Железняк снова молча кивнул, размышляя, что же в нем все таки было забавного, в этом высоком, очкастом американце, который приехал сюда кататься на лыжах и просиживал все вечера в баре, подобострастно угощаемый всеми подряд и склоняемый к полной распродаже имущества.
– Когда мы уедем в Америку, – сказал Юрка, – я возьму американскую фамилию. Что лучше, как ты думаешь, Робертсон или Ричардсон?
– Биконсфилд. Чаплин. Кубрик. Бжезинский. Джонг. Доктороу. Бернстайн. Коэн. Устинов. Коппола. Кисинджер…

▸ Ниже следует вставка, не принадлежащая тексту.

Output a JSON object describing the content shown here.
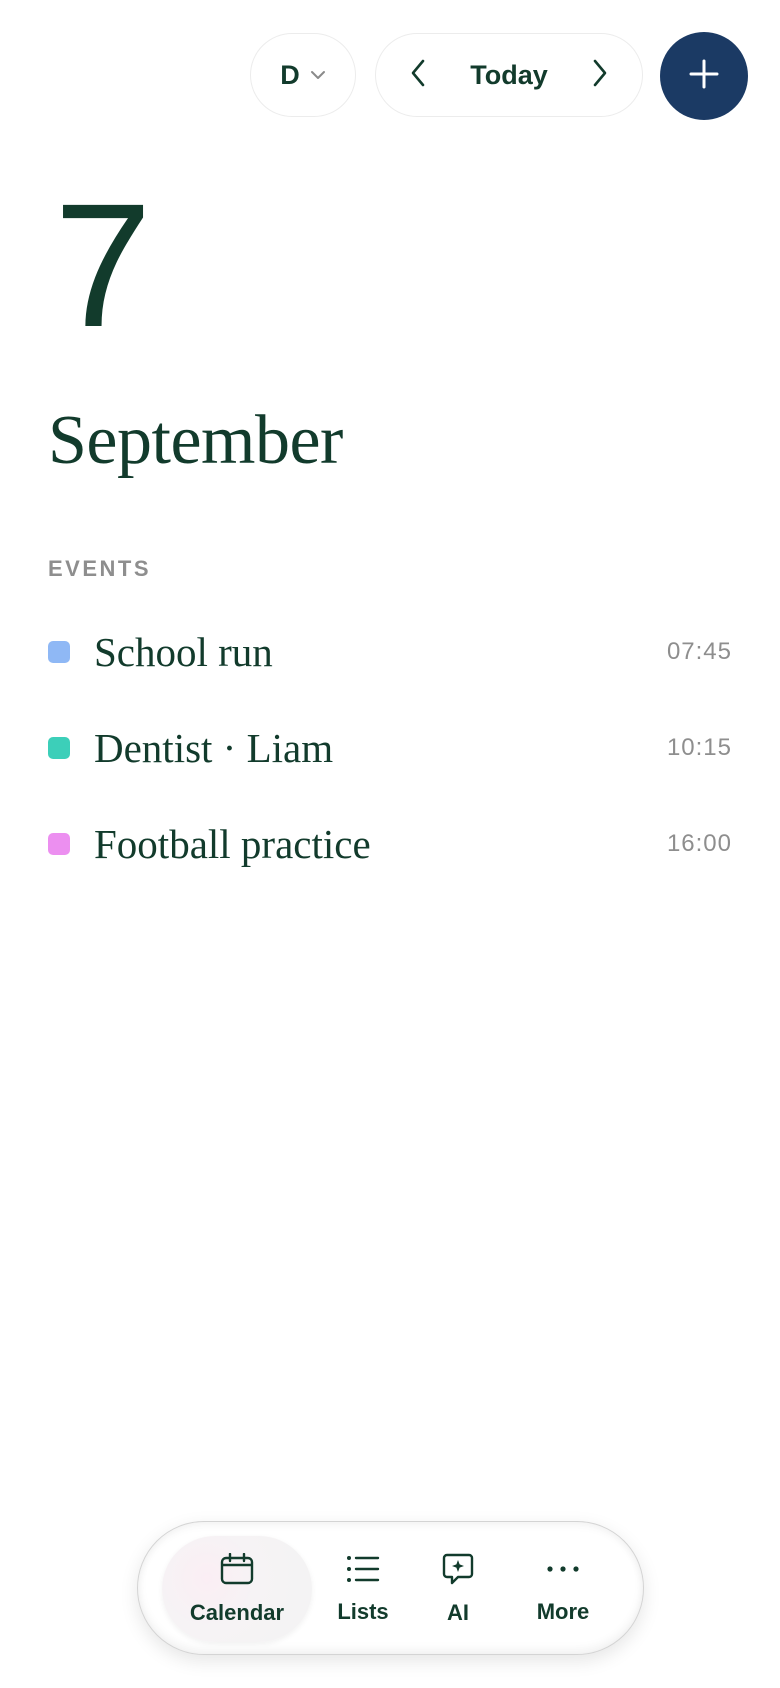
{
  "toolbar": {
    "view_select_label": "D",
    "today_label": "Today",
    "colors": {
      "add_button": "#1b3a64"
    }
  },
  "date": {
    "day": "7",
    "month": "September"
  },
  "events_section": {
    "heading": "EVENTS",
    "events": [
      {
        "title": "School run",
        "time": "07:45",
        "color": "#8fb8f5"
      },
      {
        "title": "Dentist · Liam",
        "time": "10:15",
        "color": "#3ccfb9"
      },
      {
        "title": "Football practice",
        "time": "16:00",
        "color": "#ec8ff0"
      }
    ]
  },
  "tab_bar": {
    "active": "Calendar",
    "tabs": [
      {
        "label": "Calendar",
        "icon": "calendar-icon"
      },
      {
        "label": "Lists",
        "icon": "list-icon"
      },
      {
        "label": "AI",
        "icon": "ai-chat-icon"
      },
      {
        "label": "More",
        "icon": "more-icon"
      }
    ]
  },
  "theme": {
    "text_primary": "#123b2c",
    "text_muted": "#8e8e8e",
    "background": "#ffffff"
  }
}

Железняк нанизывал фамилии, стараясь выиграть время, потому что удар пришелся в цель, в самое больное место, и теперь нужно было расслабиться, украдкой растирая левую руку, нужно было не выдать боль. Значит, они все таки собираются рвать когти, эти патриотки, эти восторженные энтузиастки военных преследований, эти праведницы из Края Правильных Решений. Значит, они заберут Юрку, и тогда все, конец, все теряет смысл – и срок давности, и карточная игра, и кровное родство. Да Юрка и не хочет этого родства – он больше не будет Юра Железняк. Он будет Джордж Мальборо Кент из Бердичвилля, штат Массачусетс.
– Я вообще постараюсь забыть русский язык, – сказал Юрка мечтательно. – Бывший председатель нашего кооператива Фрумкин пишет, что надо забыть старую культуру и всосать новую. Тогда сможешь ассимилироваться без мучений.
– А Фрумкин всосал и старую?
Юрка не отверг его жалкую попытку пошутить, усмехнулся:
– Видишь ли, Фрумкин, конечно, человек невежественный. Он человек не нашего круга.
Упоминание о круге обычно вызывало у Железняка темный прилив ярости, однако сейчас он сумел сдержаться. Перед лицом надвигавшейся ночи, перед кругами грядущего ада все теряло значение – и круги, и Фрумкин, и даже выбор фамилии.
– И что он там делает, Фрумкин? – спросил Железняк, глядя в окно на холодную, безответную Гору, мерцавшую в сумерках.
– Он пишет вывески для магазинов. Он зарабатывает больше, чем все художники в нашем доме. Он так и написал нам: «Учитесь жить».
– И ты решил у него учиться?
Этого нельзя было говорить. Юрка поднял голову, внимательно посмотрел на отца. Сейчас грянет скандал… Нет. Пронесло.
– Все смеются над Фрумкиным. – сказал Юрка спокойно.
И все же разговор становился опасным, надо было уносить ноги. Надо было спрятаться где нибудь и повыть. На сегодня Железняк получил достаточно.
– Ладно, старик, – сказал он Юрке. – Ты тут почитай. Сколько хочешь, пока не надоест, а я побегу, дела у меня.
Украдкой сунув в карман американский роман, Железняк выскользнул из номера. Сердце уже начало ныть, тянуло левую руку, и ночь не сулила ему ничего доброго.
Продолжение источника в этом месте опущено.